- Born: Egypt
- Education: The American University in Cairo (BSc, Economics & Computer Science); University of California, Davis (MA, Economics); George Washington University (PhD, Economics);
- Occupation: Economist
- Title: Deputy Executive Secretary and Chief Economist of the United Nations Economic Commission for Africa

= Hanan Morsy =

Egyptian economist

Hanan Morsy is an Egyptian economist, who serves as the Deputy Executive Secretary and Chief Economist of the United Nations Economic Commission for Africa, based in Addis Ababa, Ethiopia, since January 2022.

==Background and education==
A native of Cairo, Morsy holds a BSc in Economics and Computer Science, from The American University in Cairo. Her degree of Master of Arts in Economics was awarded by the University of California, Davis. She went on to obtain a Doctor of Philosophy in Economics, from George Washington University, in Washington, D.C., United States.

==Career==
Immediately prior to her current assignment, Morsy was the Director of Macroeconomic Policy, Forecasting and Research at the African Development Bank (AfDB), based in Abidjan, Ivory Coast, effective 2017. Prior to that, she was the Lead Economist for the Southern and Eastern Mediterranean Region at The European Bank for Reconstruction and Development, based in London, from 2012 until 2017.

Before that, she worked at the International Monetary Fund, from 2003 until 2012, serving in various roles, including as Advisor to Executive Director. She also served in different departments of the IMF including, Fiscal Affairs, Middle East and Central Asia, European, and Monetary and Capital Markets.

At the AfDB, she spearheaded research on debt and gender issues.

==Other responsibilities==
As of February 2020, Morsy is a visiting scholar at the Kennedy School at Harvard University. She is also a member of the Board of Trustees at the London Middle East Institute and a Research Fellow at the Economic Research Forum.

==Honors and awards==
In February 2020, the Egyptian magazine Amwal Al Ghad named Morsy among the 50 most influential Egyptian women.

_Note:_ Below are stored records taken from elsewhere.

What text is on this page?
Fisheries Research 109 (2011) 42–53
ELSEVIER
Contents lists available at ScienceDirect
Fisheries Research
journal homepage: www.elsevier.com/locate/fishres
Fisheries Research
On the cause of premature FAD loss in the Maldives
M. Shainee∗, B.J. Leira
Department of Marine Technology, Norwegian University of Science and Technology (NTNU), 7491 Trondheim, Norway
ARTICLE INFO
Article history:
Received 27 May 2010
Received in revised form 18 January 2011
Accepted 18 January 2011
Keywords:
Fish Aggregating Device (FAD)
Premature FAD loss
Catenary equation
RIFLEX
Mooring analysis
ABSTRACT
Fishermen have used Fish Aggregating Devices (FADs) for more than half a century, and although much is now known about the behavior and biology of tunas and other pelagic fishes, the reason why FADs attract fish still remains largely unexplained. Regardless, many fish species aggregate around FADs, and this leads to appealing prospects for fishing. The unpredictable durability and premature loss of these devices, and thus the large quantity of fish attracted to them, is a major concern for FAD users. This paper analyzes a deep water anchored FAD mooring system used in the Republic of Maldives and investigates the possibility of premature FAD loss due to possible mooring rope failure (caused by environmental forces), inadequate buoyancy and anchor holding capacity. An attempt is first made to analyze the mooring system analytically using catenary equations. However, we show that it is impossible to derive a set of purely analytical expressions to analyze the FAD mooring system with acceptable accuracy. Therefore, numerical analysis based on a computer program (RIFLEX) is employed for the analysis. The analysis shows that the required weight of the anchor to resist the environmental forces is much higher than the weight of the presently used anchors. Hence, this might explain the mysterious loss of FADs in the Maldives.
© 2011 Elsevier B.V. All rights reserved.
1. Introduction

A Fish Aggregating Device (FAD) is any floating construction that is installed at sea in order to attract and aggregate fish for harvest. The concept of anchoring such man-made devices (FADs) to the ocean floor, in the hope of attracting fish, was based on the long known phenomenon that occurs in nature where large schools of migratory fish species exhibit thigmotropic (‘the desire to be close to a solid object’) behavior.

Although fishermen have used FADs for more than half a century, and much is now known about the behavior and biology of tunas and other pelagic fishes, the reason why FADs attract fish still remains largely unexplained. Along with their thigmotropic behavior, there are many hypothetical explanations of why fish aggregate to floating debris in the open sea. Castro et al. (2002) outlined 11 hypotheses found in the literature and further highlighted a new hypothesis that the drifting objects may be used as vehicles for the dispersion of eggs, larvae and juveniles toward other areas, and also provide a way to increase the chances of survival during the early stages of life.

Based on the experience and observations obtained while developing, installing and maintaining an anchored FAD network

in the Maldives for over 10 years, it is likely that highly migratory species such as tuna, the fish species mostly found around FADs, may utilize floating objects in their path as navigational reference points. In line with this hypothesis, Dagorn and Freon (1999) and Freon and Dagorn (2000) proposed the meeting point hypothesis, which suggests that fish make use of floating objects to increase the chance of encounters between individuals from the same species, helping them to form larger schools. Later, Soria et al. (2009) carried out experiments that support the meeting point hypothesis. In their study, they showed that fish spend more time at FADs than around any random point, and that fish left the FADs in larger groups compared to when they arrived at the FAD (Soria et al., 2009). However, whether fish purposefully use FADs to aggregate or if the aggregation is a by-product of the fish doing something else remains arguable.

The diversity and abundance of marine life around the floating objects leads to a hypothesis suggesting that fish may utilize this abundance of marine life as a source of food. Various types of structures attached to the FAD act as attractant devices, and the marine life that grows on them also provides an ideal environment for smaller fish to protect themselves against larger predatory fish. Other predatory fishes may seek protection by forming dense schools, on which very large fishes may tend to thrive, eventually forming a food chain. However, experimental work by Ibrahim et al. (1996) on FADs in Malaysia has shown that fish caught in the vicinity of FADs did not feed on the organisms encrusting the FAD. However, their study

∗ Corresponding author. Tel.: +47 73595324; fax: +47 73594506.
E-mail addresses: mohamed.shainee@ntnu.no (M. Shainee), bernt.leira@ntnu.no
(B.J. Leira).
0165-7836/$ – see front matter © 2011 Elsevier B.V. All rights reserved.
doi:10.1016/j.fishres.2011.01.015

She is credited with the production of the AfDB's African Economic Outlook 2020. The publication focuses on preparing Africa's workforce for the future. It provides evidence-based recommendations on enhancing skills and education. It also recommends methods to mobilize additional resources to address the education financing gap, and the improvement of spending efficiency.

An announcement was made by the International Economic Association honoring Morsy and nine economists with the IEA Fellow Award 2024.